Following these picks, it isn’t surprising that the president is heading to the U.S. Chamber of Commerce. After all, the Chamber is already fully present in the White House.
The objection to the Chamber, of course, is that it claims to want to strengthen our economy, but hardly protects small businesses and does nothing for working families, while defending Big Business interests. As Robert Kuttner notes, “American corporations no longer need America’s workers,” which is why Big Biz can do OK even while regular Americans suffer persistent, pernicious unemployment, wage stagnation and economic insecurity.

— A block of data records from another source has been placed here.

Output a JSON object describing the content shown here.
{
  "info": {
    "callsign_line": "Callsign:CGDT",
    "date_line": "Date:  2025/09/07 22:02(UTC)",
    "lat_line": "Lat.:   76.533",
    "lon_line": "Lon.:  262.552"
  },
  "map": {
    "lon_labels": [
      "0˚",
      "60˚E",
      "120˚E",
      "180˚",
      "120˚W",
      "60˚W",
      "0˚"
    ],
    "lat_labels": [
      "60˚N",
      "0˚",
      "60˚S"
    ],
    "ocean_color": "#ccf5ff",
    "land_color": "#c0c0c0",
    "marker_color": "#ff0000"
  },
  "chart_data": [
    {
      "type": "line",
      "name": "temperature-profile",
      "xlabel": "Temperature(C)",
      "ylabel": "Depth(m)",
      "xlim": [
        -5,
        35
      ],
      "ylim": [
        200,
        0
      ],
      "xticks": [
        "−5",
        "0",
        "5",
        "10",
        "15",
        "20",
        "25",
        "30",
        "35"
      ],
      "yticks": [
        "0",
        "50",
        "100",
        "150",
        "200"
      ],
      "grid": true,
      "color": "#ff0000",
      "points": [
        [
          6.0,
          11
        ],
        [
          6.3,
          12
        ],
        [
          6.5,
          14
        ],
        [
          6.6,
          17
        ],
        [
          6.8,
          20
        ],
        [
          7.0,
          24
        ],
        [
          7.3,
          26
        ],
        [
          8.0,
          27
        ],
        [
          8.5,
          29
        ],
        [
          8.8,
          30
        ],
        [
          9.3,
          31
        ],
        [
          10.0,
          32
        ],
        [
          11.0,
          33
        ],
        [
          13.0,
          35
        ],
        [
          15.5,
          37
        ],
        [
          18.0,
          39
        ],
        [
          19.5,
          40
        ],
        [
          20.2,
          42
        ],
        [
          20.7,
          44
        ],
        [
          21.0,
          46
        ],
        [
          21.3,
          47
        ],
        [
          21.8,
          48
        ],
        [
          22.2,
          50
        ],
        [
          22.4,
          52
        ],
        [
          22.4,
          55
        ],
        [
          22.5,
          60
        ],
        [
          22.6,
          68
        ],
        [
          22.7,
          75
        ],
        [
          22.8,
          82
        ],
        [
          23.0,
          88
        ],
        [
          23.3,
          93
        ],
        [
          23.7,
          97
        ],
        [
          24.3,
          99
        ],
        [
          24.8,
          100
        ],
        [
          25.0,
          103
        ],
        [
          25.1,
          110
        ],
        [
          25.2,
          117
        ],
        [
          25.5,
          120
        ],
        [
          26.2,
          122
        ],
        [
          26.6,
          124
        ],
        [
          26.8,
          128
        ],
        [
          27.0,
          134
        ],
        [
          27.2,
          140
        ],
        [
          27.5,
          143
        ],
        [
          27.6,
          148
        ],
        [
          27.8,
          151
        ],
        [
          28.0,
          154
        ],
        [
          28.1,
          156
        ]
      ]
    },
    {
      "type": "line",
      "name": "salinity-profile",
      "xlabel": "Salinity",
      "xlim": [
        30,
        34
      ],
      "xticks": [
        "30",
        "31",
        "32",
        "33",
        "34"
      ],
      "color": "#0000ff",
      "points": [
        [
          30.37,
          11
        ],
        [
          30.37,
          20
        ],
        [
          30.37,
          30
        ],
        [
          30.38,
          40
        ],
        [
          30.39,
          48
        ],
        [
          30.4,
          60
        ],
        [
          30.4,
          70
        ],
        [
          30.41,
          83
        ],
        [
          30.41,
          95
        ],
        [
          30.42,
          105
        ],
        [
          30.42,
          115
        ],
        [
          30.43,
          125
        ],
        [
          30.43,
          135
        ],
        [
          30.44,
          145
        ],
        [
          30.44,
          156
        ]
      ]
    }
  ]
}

So liberals are worried…which may be how Obama wants it. A few angry editorials in the pages of the Huffington Post (assuming HuffPo still runs progressive content after its AOL merger…but that’s another story) is good for Obama. It gives him the street cred to show the Chamber he’s not a darling of the left. He ran the same gambit in the O’Reilly interview, accusing the Wall Street Journal editorial page of being extreme before taking a false-equivalency sucker punch at the New York Times for good measure. With a handful of progressives angry, and a handful of cozy corporate cronies on staff, he should expect a warm reception by the Chamber of Commerce.
Now, will he use that warm reception? Will he challenge the Chamber’s members to create American jobs? Will he challenge outsourcing? Will he make a case for raising workers’ salaries and working standards here at home? Will he call for, in Kuttner’s words, “a constructive economic nationalism”?
There is hope. His State of the Union address showed he would discuss unnecessary tax cuts as wasteful spending and that he was willing to talk a big game about investment—a commitment that the American business community should embrace. If he continues that route and gets the business community to support real jobs for working Americans, then we should embrace his approach as well.
However, Big Business gets big by looking out for its profits over its workers, its community and its contribution to a greater good. Government shouldn’t be fooled into working the same way. We have a Great Compromiser as president. But in a tangle with the business world, we might really need a Great Negotiator.
President Obama held his own with O’Reilly. He disagreed forcefully where it mattered, he proved amiable (and even intentionally boring) when he sought to ease the tensions. But now he’s going from the Fox hole into the Lion’s Den. If the President emerges with a few scars, we’ll know he put up a good fight. If he walks away unscathed, that’s when we should worry. Because that doesn’t mean the lion’s been tamed. It just means the lion didn’t feel threatened enough to strike.